Edit: I do not have the best technical understanding of computers so some of my terminology may be misused. I guess a simpler way to imagine this hypothetical computer is one whose overall performance (how fast it can run an arbitrary program) can scale with power supplied infinitely.
Say a genius mad scientist has built a computer sporting a single-core CPU with a potentially unlimited clock rate - the more power you give it, the faster it will perform operations. If you power it with a potato battery, it will be as fast as my laptop a potato; If you power it with a nuclear power plant, it will be proportionally faster by X times (where X is how many times more energy the plant produces than the potato); if you built built a Dyson Sphere for the computer then it will still make full use of all the generated energy.
Edit: A comment has mentioned the problems that might arise from trying to dissipitate huge amounts of energy through the computer. So, in consideration of this, assume that the computer simply "eats" all the energy it uses by magically teleporting it to a distant corner of the universe.
We assume that the mad scientist has figured out some way to circumvent physical limitations on clock rate. I imagine there is a point where a CPU with a clock rate of ten septillion trillion ghz would break the laws of physics (is there?), but we pretend that isn't an issue.
I'm not sure how the CPU performance should scale with power, so I leave that to you to decide. Please try to be reasonable.
Furthermore, I am splitting the question into two separate scenarios:
The CPU can write to and read from RAM instantaneously and RAM is unlimited.

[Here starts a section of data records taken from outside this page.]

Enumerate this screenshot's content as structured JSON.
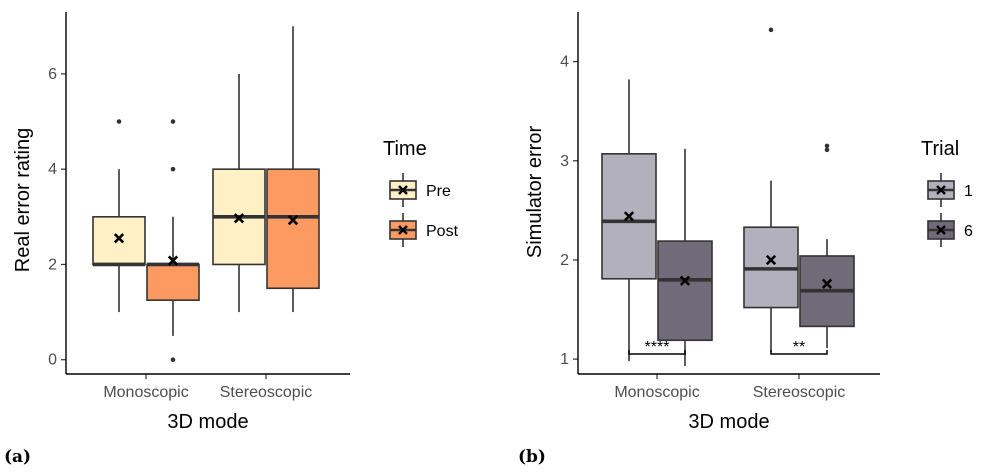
{
  "chart_data": [
    {
      "type": "box",
      "panel": "(a)",
      "xlabel": "3D mode",
      "ylabel": "Real error rating",
      "ylim": [
        -0.3,
        7.3
      ],
      "yticks": [
        0,
        2,
        4,
        6
      ],
      "categories": [
        "Monoscopic",
        "Stereoscopic"
      ],
      "legend": {
        "title": "Time",
        "position": "right"
      },
      "series": [
        {
          "name": "Pre",
          "color": "#fff0c6",
          "boxes": [
            {
              "category": "Monoscopic",
              "min": 1,
              "q1": 2,
              "median": 2,
              "q3": 3,
              "max": 4,
              "mean": 2.55,
              "outliers": [
                5
              ]
            },
            {
              "category": "Stereoscopic",
              "min": 1,
              "q1": 2,
              "median": 3,
              "q3": 4,
              "max": 6,
              "mean": 2.97,
              "outliers": []
            }
          ]
        },
        {
          "name": "Post",
          "color": "#fc9a62",
          "boxes": [
            {
              "category": "Monoscopic",
              "min": 0.5,
              "q1": 1.25,
              "median": 2,
              "q3": 2,
              "max": 3,
              "mean": 2.08,
              "outliers": [
                0,
                4,
                5
              ]
            },
            {
              "category": "Stereoscopic",
              "min": 1,
              "q1": 1.5,
              "median": 3,
              "q3": 4,
              "max": 7,
              "mean": 2.93,
              "outliers": []
            }
          ]
        }
      ],
      "significance": []
    },
    {
      "type": "box",
      "panel": "(b)",
      "xlabel": "3D mode",
      "ylabel": "Simulator error",
      "ylim": [
        0.85,
        4.5
      ],
      "yticks": [
        1,
        2,
        3,
        4
      ],
      "categories": [
        "Monoscopic",
        "Stereoscopic"
      ],
      "legend": {
        "title": "Trial",
        "position": "right"
      },
      "series": [
        {
          "name": "1",
          "color": "#b3b0be",
          "boxes": [
            {
              "category": "Monoscopic",
              "min": 0.98,
              "q1": 1.81,
              "median": 2.39,
              "q3": 3.07,
              "max": 3.82,
              "mean": 2.44,
              "outliers": []
            },
            {
              "category": "Stereoscopic",
              "min": 1.07,
              "q1": 1.52,
              "median": 1.91,
              "q3": 2.33,
              "max": 2.8,
              "mean": 2.0,
              "outliers": [
                4.32
              ]
            }
          ]
        },
        {
          "name": "6",
          "color": "#6f6b78",
          "boxes": [
            {
              "category": "Monoscopic",
              "min": 0.93,
              "q1": 1.19,
              "median": 1.8,
              "q3": 2.19,
              "max": 3.12,
              "mean": 1.79,
              "outliers": []
            },
            {
              "category": "Stereoscopic",
              "min": 1.11,
              "q1": 1.33,
              "median": 1.69,
              "q3": 2.04,
              "max": 2.21,
              "mean": 1.76,
              "outliers": [
                3.11,
                3.15
              ]
            }
          ]
        }
      ],
      "significance": [
        {
          "category": "Monoscopic",
          "label": "****"
        },
        {
          "category": "Stereoscopic",
          "label": "**"
        }
      ]
    }
  ],
  "captions": [
    "(a)",
    "(b)"
  ]
}
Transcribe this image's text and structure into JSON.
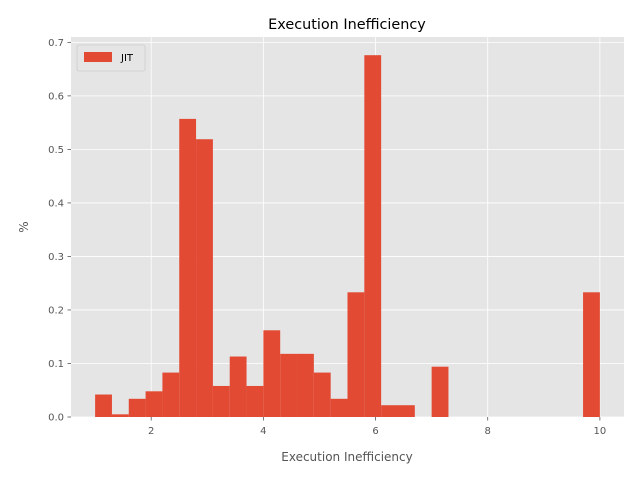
{
  "chart_data": {
    "type": "bar",
    "title": "Execution Inefficiency",
    "xlabel": "Execution Inefficiency",
    "ylabel": "%",
    "xlim": [
      0.57,
      10.43
    ],
    "ylim": [
      0,
      0.71
    ],
    "xticks": [
      2,
      4,
      6,
      8,
      10
    ],
    "yticks": [
      0.0,
      0.1,
      0.2,
      0.3,
      0.4,
      0.5,
      0.6,
      0.7
    ],
    "grid": true,
    "legend_position": "top-left",
    "bin_width": 0.3,
    "series": [
      {
        "name": "JIT",
        "color": "#E24A33",
        "bins": [
          {
            "x0": 1.0,
            "value": 0.042
          },
          {
            "x0": 1.3,
            "value": 0.005
          },
          {
            "x0": 1.6,
            "value": 0.034
          },
          {
            "x0": 1.9,
            "value": 0.048
          },
          {
            "x0": 2.2,
            "value": 0.083
          },
          {
            "x0": 2.5,
            "value": 0.557
          },
          {
            "x0": 2.8,
            "value": 0.519
          },
          {
            "x0": 3.1,
            "value": 0.058
          },
          {
            "x0": 3.4,
            "value": 0.113
          },
          {
            "x0": 3.7,
            "value": 0.058
          },
          {
            "x0": 4.0,
            "value": 0.162
          },
          {
            "x0": 4.3,
            "value": 0.118
          },
          {
            "x0": 4.6,
            "value": 0.118
          },
          {
            "x0": 4.9,
            "value": 0.083
          },
          {
            "x0": 5.2,
            "value": 0.034
          },
          {
            "x0": 5.5,
            "value": 0.233
          },
          {
            "x0": 5.8,
            "value": 0.676
          },
          {
            "x0": 6.1,
            "value": 0.022
          },
          {
            "x0": 6.4,
            "value": 0.022
          },
          {
            "x0": 6.7,
            "value": 0.0
          },
          {
            "x0": 7.0,
            "value": 0.094
          },
          {
            "x0": 7.3,
            "value": 0.0
          },
          {
            "x0": 7.6,
            "value": 0.0
          },
          {
            "x0": 7.9,
            "value": 0.0
          },
          {
            "x0": 8.2,
            "value": 0.0
          },
          {
            "x0": 8.5,
            "value": 0.0
          },
          {
            "x0": 8.8,
            "value": 0.0
          },
          {
            "x0": 9.1,
            "value": 0.0
          },
          {
            "x0": 9.4,
            "value": 0.0
          },
          {
            "x0": 9.7,
            "value": 0.233
          }
        ]
      }
    ],
    "colors": {
      "plot_background": "#E5E5E5",
      "grid": "#FFFFFF",
      "tick_text": "#555555"
    }
  }
}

The CPU can read or write to RAM as fast as we can achieve today, and the RAM is the maximum conceivable size of one we could manufacture today.
I guess with this, factors like hard disk read and write and hard disk storage size also come in. Again, I'll leave these details to you, but I'd appreciate if answers were varied!

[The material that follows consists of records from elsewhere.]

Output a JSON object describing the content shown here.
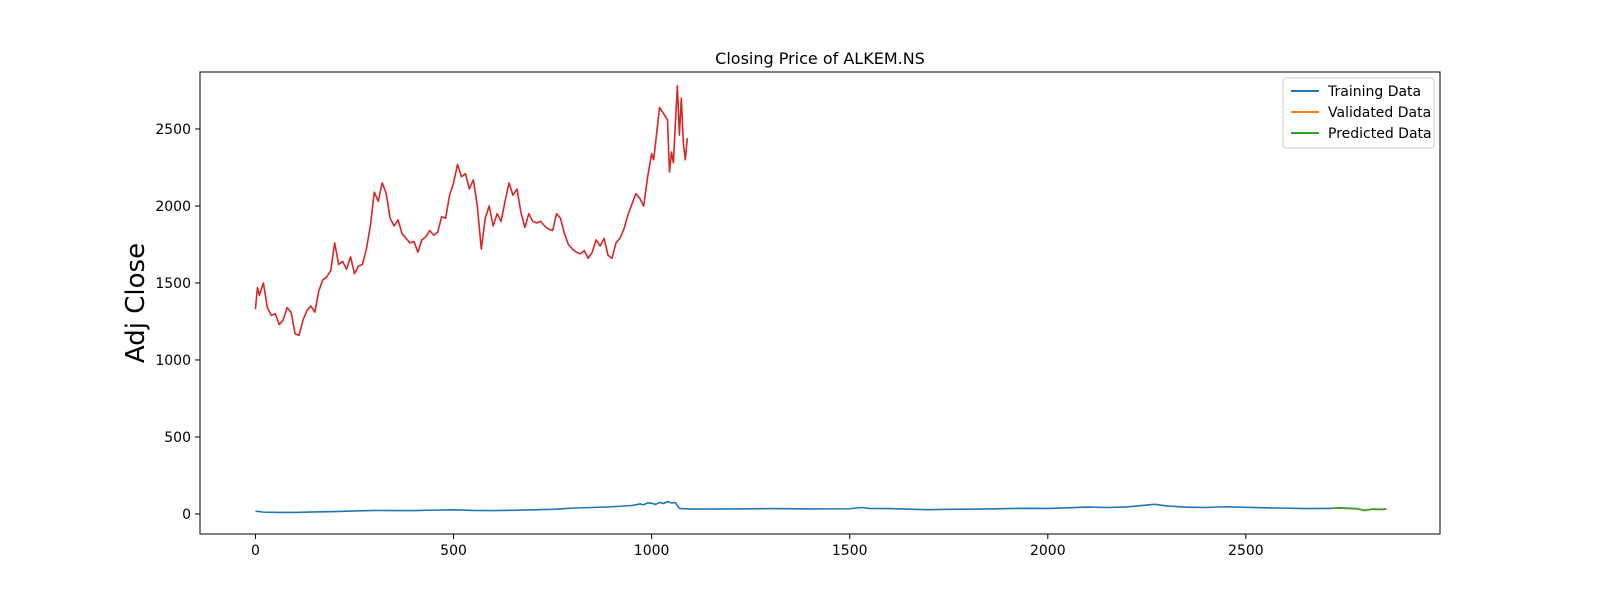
{
  "chart_data": {
    "type": "line",
    "title": "Closing Price of ALKEM.NS",
    "xlabel": "",
    "ylabel": "Adj Close",
    "xlim": [
      -140,
      2990
    ],
    "ylim": [
      -130,
      2870
    ],
    "xticks": [
      0,
      500,
      1000,
      1500,
      2000,
      2500
    ],
    "yticks": [
      0,
      500,
      1000,
      1500,
      2000,
      2500
    ],
    "grid": false,
    "legend_position": "top-right",
    "legend": [
      {
        "name": "Training Data",
        "color": "#1f77b4"
      },
      {
        "name": "Validated Data",
        "color": "#ff7f0e"
      },
      {
        "name": "Predicted Data",
        "color": "#2ca02c"
      }
    ],
    "series": [
      {
        "name": "Training Data",
        "color": "#1f77b4",
        "x": [
          0,
          20,
          60,
          100,
          150,
          200,
          250,
          300,
          350,
          400,
          450,
          500,
          550,
          600,
          650,
          700,
          750,
          800,
          850,
          900,
          950,
          970,
          980,
          990,
          1000,
          1010,
          1020,
          1030,
          1040,
          1050,
          1060,
          1070,
          1100,
          1200,
          1300,
          1400,
          1500,
          1530,
          1550,
          1600,
          1650,
          1700,
          1750,
          1800,
          1850,
          1900,
          1950,
          2000,
          2050,
          2100,
          2150,
          2200,
          2250,
          2270,
          2300,
          2350,
          2400,
          2450,
          2500,
          2550,
          2600,
          2650,
          2700,
          2720
        ],
        "y": [
          18,
          12,
          10,
          10,
          13,
          16,
          20,
          23,
          22,
          22,
          25,
          27,
          23,
          22,
          24,
          27,
          30,
          38,
          42,
          47,
          55,
          65,
          60,
          72,
          70,
          62,
          75,
          68,
          80,
          72,
          74,
          36,
          32,
          33,
          35,
          33,
          34,
          42,
          36,
          35,
          31,
          28,
          30,
          31,
          33,
          35,
          37,
          36,
          40,
          45,
          42,
          46,
          58,
          63,
          52,
          44,
          42,
          47,
          43,
          40,
          38,
          35,
          36,
          37
        ]
      },
      {
        "name": "Validated Data",
        "color": "#ff7f0e",
        "x": [
          2720,
          2740,
          2760,
          2780,
          2800,
          2820,
          2840,
          2855
        ],
        "y": [
          37,
          38,
          35,
          33,
          25,
          30,
          28,
          32
        ]
      },
      {
        "name": "Predicted Data",
        "color": "#2ca02c",
        "x": [
          2720,
          2740,
          2760,
          2780,
          2800,
          2810,
          2820,
          2840,
          2855
        ],
        "y": [
          38,
          40,
          37,
          35,
          22,
          28,
          32,
          30,
          33
        ]
      },
      {
        "name": "",
        "color": "#d62728",
        "x": [
          0,
          5,
          10,
          20,
          30,
          40,
          50,
          60,
          70,
          80,
          90,
          100,
          110,
          120,
          130,
          140,
          150,
          160,
          170,
          180,
          190,
          200,
          210,
          220,
          230,
          240,
          250,
          260,
          270,
          280,
          290,
          300,
          310,
          320,
          330,
          340,
          350,
          360,
          370,
          380,
          390,
          400,
          410,
          420,
          430,
          440,
          450,
          460,
          470,
          480,
          490,
          500,
          510,
          520,
          530,
          540,
          550,
          560,
          570,
          580,
          590,
          600,
          610,
          620,
          630,
          640,
          650,
          660,
          670,
          680,
          690,
          700,
          710,
          720,
          730,
          740,
          750,
          760,
          770,
          780,
          790,
          800,
          810,
          820,
          830,
          840,
          850,
          860,
          870,
          880,
          890,
          900,
          910,
          920,
          930,
          940,
          950,
          960,
          970,
          980,
          990,
          1000,
          1005,
          1010,
          1020,
          1030,
          1040,
          1045,
          1050,
          1055,
          1060,
          1065,
          1070,
          1075,
          1080,
          1085,
          1090
        ],
        "y": [
          1330,
          1470,
          1420,
          1500,
          1340,
          1290,
          1300,
          1230,
          1260,
          1340,
          1310,
          1170,
          1160,
          1260,
          1320,
          1350,
          1310,
          1450,
          1520,
          1540,
          1580,
          1760,
          1620,
          1640,
          1590,
          1670,
          1560,
          1610,
          1620,
          1720,
          1870,
          2090,
          2030,
          2150,
          2080,
          1920,
          1870,
          1910,
          1820,
          1790,
          1760,
          1770,
          1700,
          1780,
          1800,
          1840,
          1810,
          1830,
          1930,
          1920,
          2070,
          2150,
          2270,
          2190,
          2210,
          2110,
          2170,
          2000,
          1720,
          1920,
          2000,
          1870,
          1950,
          1900,
          2030,
          2150,
          2070,
          2110,
          1960,
          1860,
          1950,
          1900,
          1890,
          1900,
          1870,
          1850,
          1840,
          1950,
          1920,
          1820,
          1750,
          1720,
          1700,
          1690,
          1710,
          1660,
          1700,
          1780,
          1740,
          1790,
          1680,
          1660,
          1760,
          1790,
          1850,
          1940,
          2010,
          2080,
          2050,
          2000,
          2190,
          2340,
          2300,
          2410,
          2640,
          2600,
          2560,
          2220,
          2350,
          2280,
          2540,
          2780,
          2460,
          2700,
          2410,
          2300,
          2440
        ]
      }
    ]
  }
}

P.S. The mad scientist has since died in your standard mad-scientist-type accident and there is absolutely no way of reverse engineering the technology he used to build it. The computer is, and forever will be, one of a kind.
Having established the computer's RAM/storage related capabilities as you see fit, what could be potentially done with it? If a malicious hacker group obtained it, how much harm could they do? If one country had it, what advantage would they gain?
Bonus: if all of humanity miraculously came together and decided to pool all the world's resources to maximize the computer's benefit to all of humankind, what could be achieved? Are there major issues we could solve, or advancements we could make with a potentially ridiculously fast computer?